From Lyle Talbot's rather bored look, you'd get the mistaken impression that "No More Orchids" is among Carole Lombard's least interesting pictures. Far from it. And while I can't quite call it a four-star classic, it's at least a 2 1/2-star movie, and in more charitable moods I might raise my rating to three. It's solid entertainment that rounds the gamut from comedy to drama to tragedy. And like its predecessor, "Virtue," it again proves that in 1932, Columbia had a better sense of Lombard's strengths than did Paramount, the studio she was loaned out from.
And speaking of 1932, this entry is part of the blogathon "Hot and Bothered: The Films of 1932," co-hosted by Once Upon A Screen (https://aurorasginjoint.com) and CineMaven's Essays From the Couch (https://cinemavensessaysfromthecouch.wordpress.com).
"No More Orchids" deserves a better reputation than it has; in its review of the film, Turner Classic Movies describes it as one of Carole's "dreary dramas" before she saw the comedic light with "Twentieth Century" nearly two years later. In reality, it could be encapsulated as a comedy that turns dramatic, in much the same vein as the far better known "No Man Of Her Own," which came out at the tail end of '32. Then again, that film answers the trivia question, "What is the only feature in which Carole Lombard co-stars with Clark Gable?" (Of course, they later married.) No one ever asks, "What is the only feature in which Lombard co-stars with Lyle Talbot?" And truth be told, as movies they're roughly on the same level.
Somewhere, Carole might be wondering the same thing.
The answer probably is that while both films have plenty of Lombard pre-Code sex appeal as well as appropriate endings where love wins in the end (as it should), "Orchids" concludes in a downbeat, even tragic manner, thanks to Walter Connolly, the magnificent character actor making his first of several teamings with Lombard.
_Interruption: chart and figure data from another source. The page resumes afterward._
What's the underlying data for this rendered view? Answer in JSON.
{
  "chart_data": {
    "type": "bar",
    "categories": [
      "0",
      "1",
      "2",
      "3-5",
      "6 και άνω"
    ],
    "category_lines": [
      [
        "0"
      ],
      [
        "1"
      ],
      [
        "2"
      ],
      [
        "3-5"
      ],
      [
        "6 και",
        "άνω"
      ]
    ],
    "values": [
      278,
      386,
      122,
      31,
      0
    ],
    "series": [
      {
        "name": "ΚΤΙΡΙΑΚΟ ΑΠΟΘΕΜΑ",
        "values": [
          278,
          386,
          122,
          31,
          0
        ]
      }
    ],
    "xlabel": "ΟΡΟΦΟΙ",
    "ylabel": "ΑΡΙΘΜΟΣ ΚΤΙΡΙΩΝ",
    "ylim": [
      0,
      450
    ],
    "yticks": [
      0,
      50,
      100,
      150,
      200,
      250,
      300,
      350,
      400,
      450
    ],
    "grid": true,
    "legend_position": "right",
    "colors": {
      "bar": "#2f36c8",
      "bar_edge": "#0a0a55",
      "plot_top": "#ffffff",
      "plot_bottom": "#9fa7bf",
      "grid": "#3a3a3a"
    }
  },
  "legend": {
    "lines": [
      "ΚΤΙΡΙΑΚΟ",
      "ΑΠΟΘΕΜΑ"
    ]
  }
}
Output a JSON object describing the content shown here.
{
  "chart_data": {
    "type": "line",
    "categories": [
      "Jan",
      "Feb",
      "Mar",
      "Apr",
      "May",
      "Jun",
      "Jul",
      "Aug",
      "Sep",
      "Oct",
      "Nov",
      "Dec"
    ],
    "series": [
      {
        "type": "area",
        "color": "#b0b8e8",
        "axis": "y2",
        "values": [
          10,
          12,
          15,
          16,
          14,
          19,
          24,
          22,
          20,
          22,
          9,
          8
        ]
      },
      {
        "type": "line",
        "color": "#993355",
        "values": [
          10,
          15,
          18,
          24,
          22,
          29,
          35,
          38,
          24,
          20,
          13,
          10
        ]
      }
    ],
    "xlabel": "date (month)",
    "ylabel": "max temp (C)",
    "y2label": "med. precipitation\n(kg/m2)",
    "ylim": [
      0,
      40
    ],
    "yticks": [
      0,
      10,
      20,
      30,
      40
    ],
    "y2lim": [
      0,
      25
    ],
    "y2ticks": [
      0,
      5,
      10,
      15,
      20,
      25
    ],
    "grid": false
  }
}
He plays her father here, a banker in trouble during the Depression (banks were failing left and right, a year before the Federal Deposit Insurance Corporation protected bank customers). In fact, "No More Orchids" reached theaters not long after Frank Capra's "American Madness," where Walter Huston portrayed a failed banker.
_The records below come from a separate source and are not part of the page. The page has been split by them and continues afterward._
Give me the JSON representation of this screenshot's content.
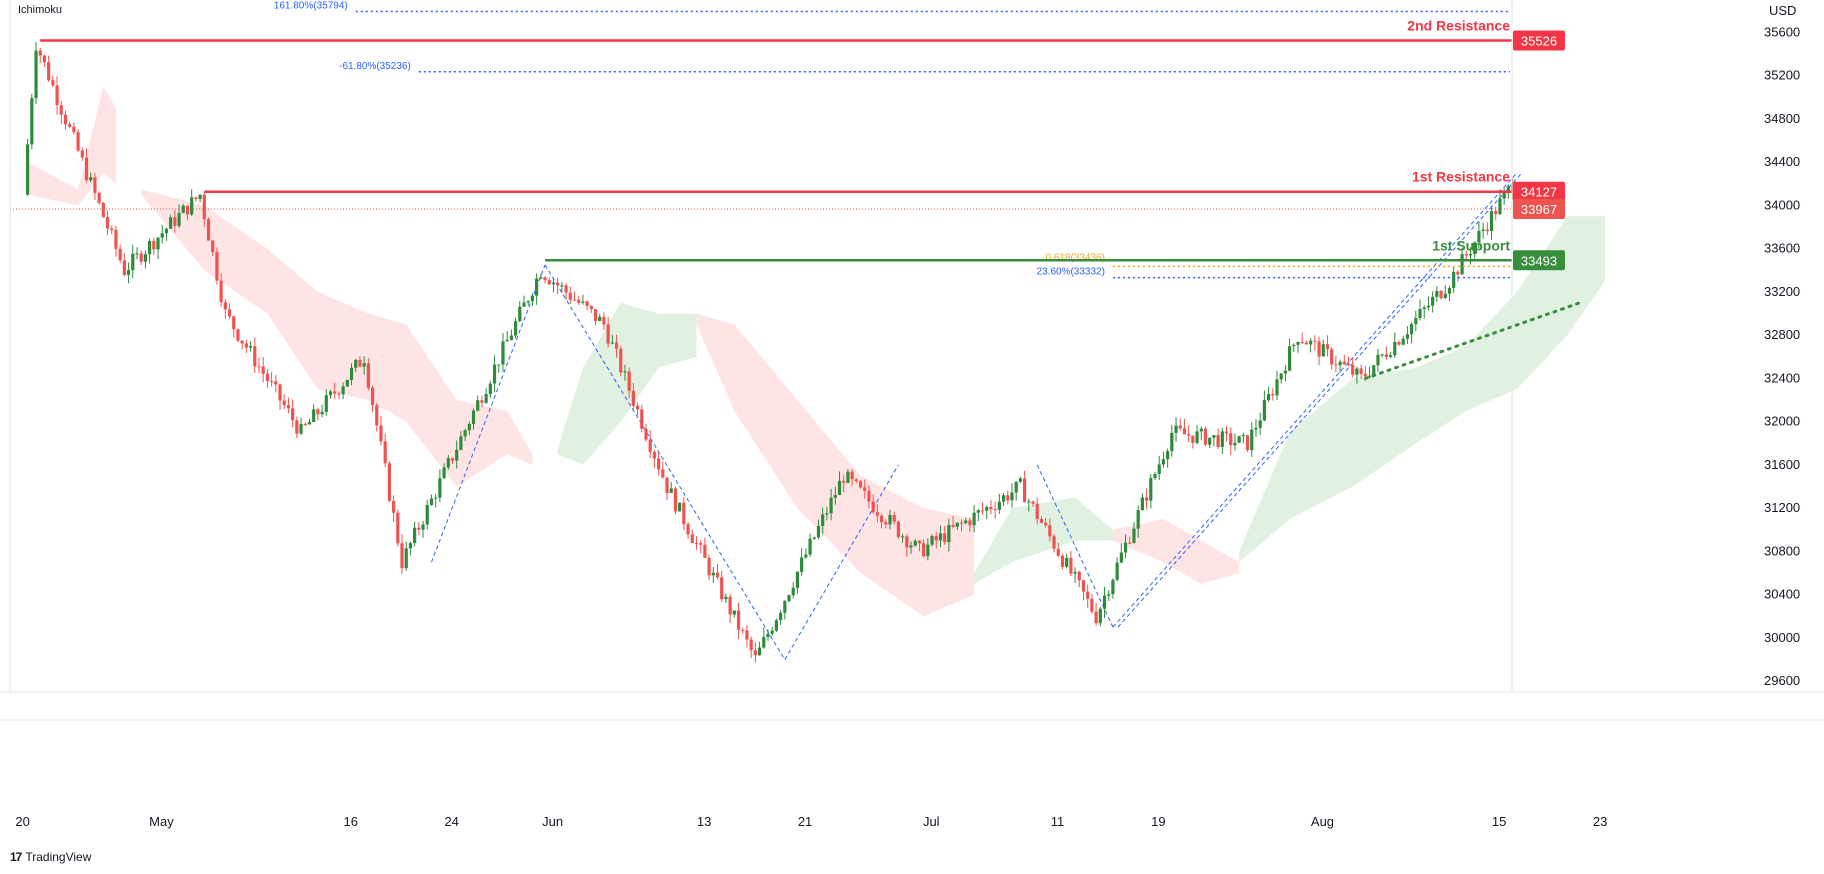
{
  "indicator_label": "Ichimoku",
  "currency_label": "USD",
  "brand": {
    "name": "TradingView",
    "logo_icon": "tradingview-logo-icon"
  },
  "colors": {
    "up": "#2e8b3a",
    "down": "#ef5350",
    "resistance": "#f23645",
    "support": "#388e3c",
    "fib_blue": "#2962ff",
    "fib_orange": "#f5a623",
    "cloud_green": "#c8e6c9",
    "cloud_red": "#ffcdd2"
  },
  "chart_data": {
    "type": "candlestick",
    "y_range": [
      29500,
      35900
    ],
    "y_ticks": [
      29600,
      30000,
      30400,
      30800,
      31200,
      31600,
      32000,
      32400,
      32800,
      33200,
      33600,
      34000,
      34400,
      34800,
      35200,
      35600
    ],
    "x_ticks": [
      {
        "label": "20",
        "date": "2022-04-20"
      },
      {
        "label": "May",
        "date": "2022-05-01"
      },
      {
        "label": "16",
        "date": "2022-05-16"
      },
      {
        "label": "24",
        "date": "2022-05-24"
      },
      {
        "label": "Jun",
        "date": "2022-06-01"
      },
      {
        "label": "13",
        "date": "2022-06-13"
      },
      {
        "label": "21",
        "date": "2022-06-21"
      },
      {
        "label": "Jul",
        "date": "2022-07-01"
      },
      {
        "label": "11",
        "date": "2022-07-11"
      },
      {
        "label": "19",
        "date": "2022-07-19"
      },
      {
        "label": "Aug",
        "date": "2022-08-01"
      },
      {
        "label": "15",
        "date": "2022-08-15"
      },
      {
        "label": "23",
        "date": "2022-08-23"
      }
    ],
    "anchors": [
      {
        "date": "2022-04-20",
        "close": 34100
      },
      {
        "date": "2022-04-21",
        "close": 35500
      },
      {
        "date": "2022-04-28",
        "close": 33400
      },
      {
        "date": "2022-05-04",
        "close": 34100
      },
      {
        "date": "2022-05-06",
        "close": 33000
      },
      {
        "date": "2022-05-12",
        "close": 31900
      },
      {
        "date": "2022-05-17",
        "close": 32600
      },
      {
        "date": "2022-05-20",
        "close": 30700
      },
      {
        "date": "2022-05-31",
        "close": 33400
      },
      {
        "date": "2022-06-05",
        "close": 32900
      },
      {
        "date": "2022-06-10",
        "close": 31400
      },
      {
        "date": "2022-06-17",
        "close": 29800
      },
      {
        "date": "2022-06-24",
        "close": 31500
      },
      {
        "date": "2022-06-30",
        "close": 30800
      },
      {
        "date": "2022-07-08",
        "close": 31400
      },
      {
        "date": "2022-07-14",
        "close": 30200
      },
      {
        "date": "2022-07-20",
        "close": 31900
      },
      {
        "date": "2022-07-26",
        "close": 31800
      },
      {
        "date": "2022-07-30",
        "close": 32800
      },
      {
        "date": "2022-08-04",
        "close": 32400
      },
      {
        "date": "2022-08-08",
        "close": 32900
      },
      {
        "date": "2022-08-11",
        "close": 33300
      },
      {
        "date": "2022-08-16",
        "close": 34200
      },
      {
        "date": "2022-08-18",
        "close": 33967
      }
    ],
    "last_price": 33967,
    "levels": [
      {
        "name": "2nd Resistance",
        "value": 35526,
        "badge": "35526",
        "kind": "resistance",
        "start_date": "2022-04-21"
      },
      {
        "name": "1st Resistance",
        "value": 34127,
        "badge": "34127",
        "kind": "resistance",
        "start_date": "2022-05-04"
      },
      {
        "name": "1st Support",
        "value": 33493,
        "badge": "33493",
        "kind": "support",
        "start_date": "2022-05-31"
      }
    ],
    "fib_lines": [
      {
        "label": "161.80%(35794)",
        "value": 35794,
        "color": "blue",
        "start_date": "2022-05-16"
      },
      {
        "label": "-61.80%(35236)",
        "value": 35236,
        "color": "blue",
        "start_date": "2022-05-21"
      },
      {
        "label": "0.618(33436)",
        "value": 33436,
        "color": "orange",
        "start_date": "2022-07-15"
      },
      {
        "label": "23.60%(33332)",
        "value": 33332,
        "color": "blue",
        "start_date": "2022-07-15"
      }
    ],
    "trend_lines": [
      {
        "from": {
          "date": "2022-05-22",
          "value": 30700
        },
        "to": {
          "date": "2022-05-31",
          "value": 33450
        }
      },
      {
        "from": {
          "date": "2022-05-31",
          "value": 33450
        },
        "to": {
          "date": "2022-06-19",
          "value": 29800
        }
      },
      {
        "from": {
          "date": "2022-06-19",
          "value": 29800
        },
        "to": {
          "date": "2022-06-28",
          "value": 31600
        }
      },
      {
        "from": {
          "date": "2022-07-09",
          "value": 31600
        },
        "to": {
          "date": "2022-07-15",
          "value": 30100
        }
      },
      {
        "from": {
          "date": "2022-07-15",
          "value": 30100
        },
        "to": {
          "date": "2022-08-16",
          "value": 34300
        }
      }
    ],
    "support_trend": {
      "from": {
        "date": "2022-08-04",
        "value": 32400
      },
      "to": {
        "date": "2022-08-21",
        "value": 33100
      }
    },
    "cloud_segments": [
      {
        "color": "red",
        "points": [
          [
            "2022-04-20",
            34100,
            34400
          ],
          [
            "2022-04-24",
            34000,
            34150
          ],
          [
            "2022-04-26",
            34300,
            35100
          ],
          [
            "2022-04-27",
            34200,
            34900
          ]
        ]
      },
      {
        "color": "red",
        "points": [
          [
            "2022-04-29",
            34100,
            34150
          ],
          [
            "2022-05-04",
            33400,
            34000
          ],
          [
            "2022-05-09",
            33000,
            33600
          ],
          [
            "2022-05-13",
            32300,
            33200
          ],
          [
            "2022-05-17",
            32200,
            33000
          ],
          [
            "2022-05-20",
            32000,
            32900
          ],
          [
            "2022-05-24",
            31400,
            32200
          ],
          [
            "2022-05-28",
            31700,
            32100
          ],
          [
            "2022-05-30",
            31600,
            31700
          ]
        ]
      },
      {
        "color": "green",
        "points": [
          [
            "2022-06-01",
            31700,
            31750
          ],
          [
            "2022-06-03",
            31600,
            32500
          ],
          [
            "2022-06-06",
            32000,
            33100
          ],
          [
            "2022-06-09",
            32500,
            33000
          ],
          [
            "2022-06-12",
            32600,
            33000
          ]
        ]
      },
      {
        "color": "red",
        "points": [
          [
            "2022-06-12",
            32900,
            33000
          ],
          [
            "2022-06-15",
            32100,
            32900
          ],
          [
            "2022-06-20",
            31200,
            32200
          ],
          [
            "2022-06-25",
            30600,
            31500
          ],
          [
            "2022-06-30",
            30200,
            31200
          ],
          [
            "2022-07-04",
            30400,
            31100
          ]
        ]
      },
      {
        "color": "green",
        "points": [
          [
            "2022-07-04",
            30500,
            30600
          ],
          [
            "2022-07-07",
            30700,
            31200
          ],
          [
            "2022-07-12",
            30900,
            31300
          ],
          [
            "2022-07-15",
            30900,
            31000
          ]
        ]
      },
      {
        "color": "red",
        "points": [
          [
            "2022-07-15",
            30900,
            31000
          ],
          [
            "2022-07-19",
            30700,
            31100
          ],
          [
            "2022-07-22",
            30500,
            30900
          ],
          [
            "2022-07-25",
            30600,
            30700
          ]
        ]
      },
      {
        "color": "green",
        "points": [
          [
            "2022-07-25",
            30700,
            30800
          ],
          [
            "2022-07-29",
            31100,
            31900
          ],
          [
            "2022-08-03",
            31400,
            32400
          ],
          [
            "2022-08-08",
            31800,
            32500
          ],
          [
            "2022-08-12",
            32100,
            32700
          ],
          [
            "2022-08-16",
            32300,
            33200
          ],
          [
            "2022-08-20",
            32800,
            33900
          ],
          [
            "2022-08-23",
            33300,
            33900
          ]
        ]
      }
    ]
  }
}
The only way Connolly's character can salvage his bank is if he gives into his father-in-law's demands that Carole's character marry into royalty, not the struggling lawyer portrayed by Talbot, the man she really loves. Oh, and the father-in-law is played with 1 percent smarminess by C. Audrey Smith, my choice for the most despicable villain in any Lombard film (http://carole-and-co.livejournal.com/689208.html) -- at least Gail Patrick in "My Man Godfrey" learns her lesson at the end. Here are Connolly and Smith, when it appears the latter will get what he wants:
Jameson Thomas (shown below) portrays Prince Carlos, the suitor Lombard doesn't want; nearly 18 months later, he'd again play a prospective Connolly son-in-law, this time a "king" -- King Westley, that is, who intends to marry Ellie Andrews (Claudette Colbert) in the much better known "It Happened One Night." He again is thwarted, this time under far happier circumstances. (Edward Bernds, a sound recorder for Columbia who held that position on "Orchids" and later directed many of its comedy shorts, most notably those of the Three Stooges, made that observation in his book "Mr. Bernds Goes to Hollywood.")
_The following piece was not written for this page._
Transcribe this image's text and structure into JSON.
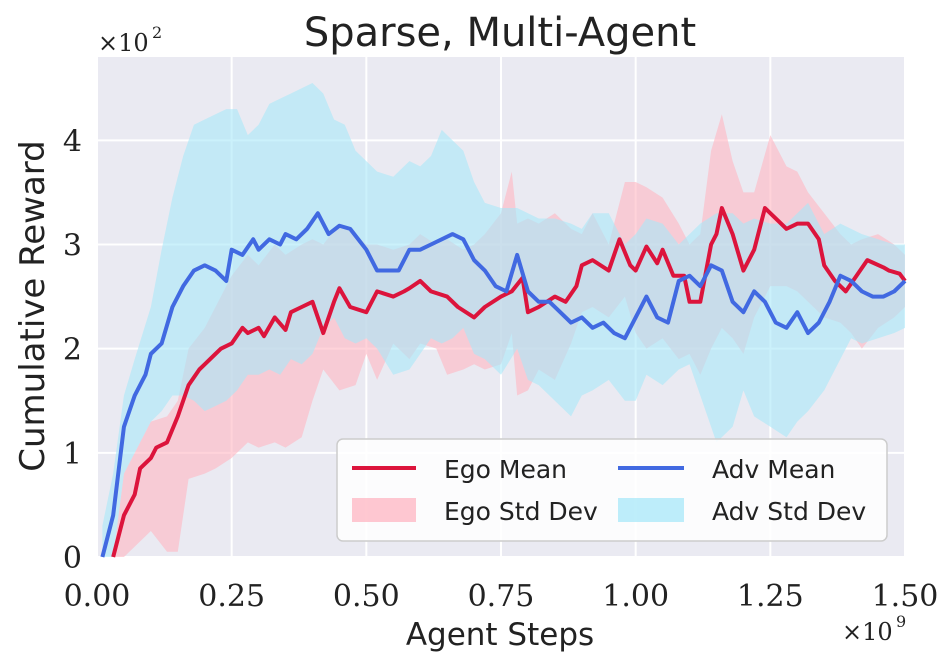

Louise Closser Hale plays Lombard's paternal grandmother, who's sympathetic to Talbot's plight and adds plenty of comic sparkle early on. Like many on and off screen in the early '30s, she ignores Prohibition (and can legally do so for some of the movie, since she's on a ship outside U.S. waters).
Two other good sources for info on "Orchids" are a fine review of the film at pre-Code.com in 2014 (http://pre-code.com/no-more-orchids-1932-review-carole-lombard-walter-connolly/) and Bernard F. Dick's 2015 book "The Merchant Prince of Poverty Row: Harry Cohn of Columbia Pictures."
As stated earlier, this is a film that frankly deserves a better re-evaluation, especially as it shows that even in 1932, Lombard had the skills for talking-picture comedy, even if Paramount either didn't seem to know it or, to their eventual detriment, didn't care.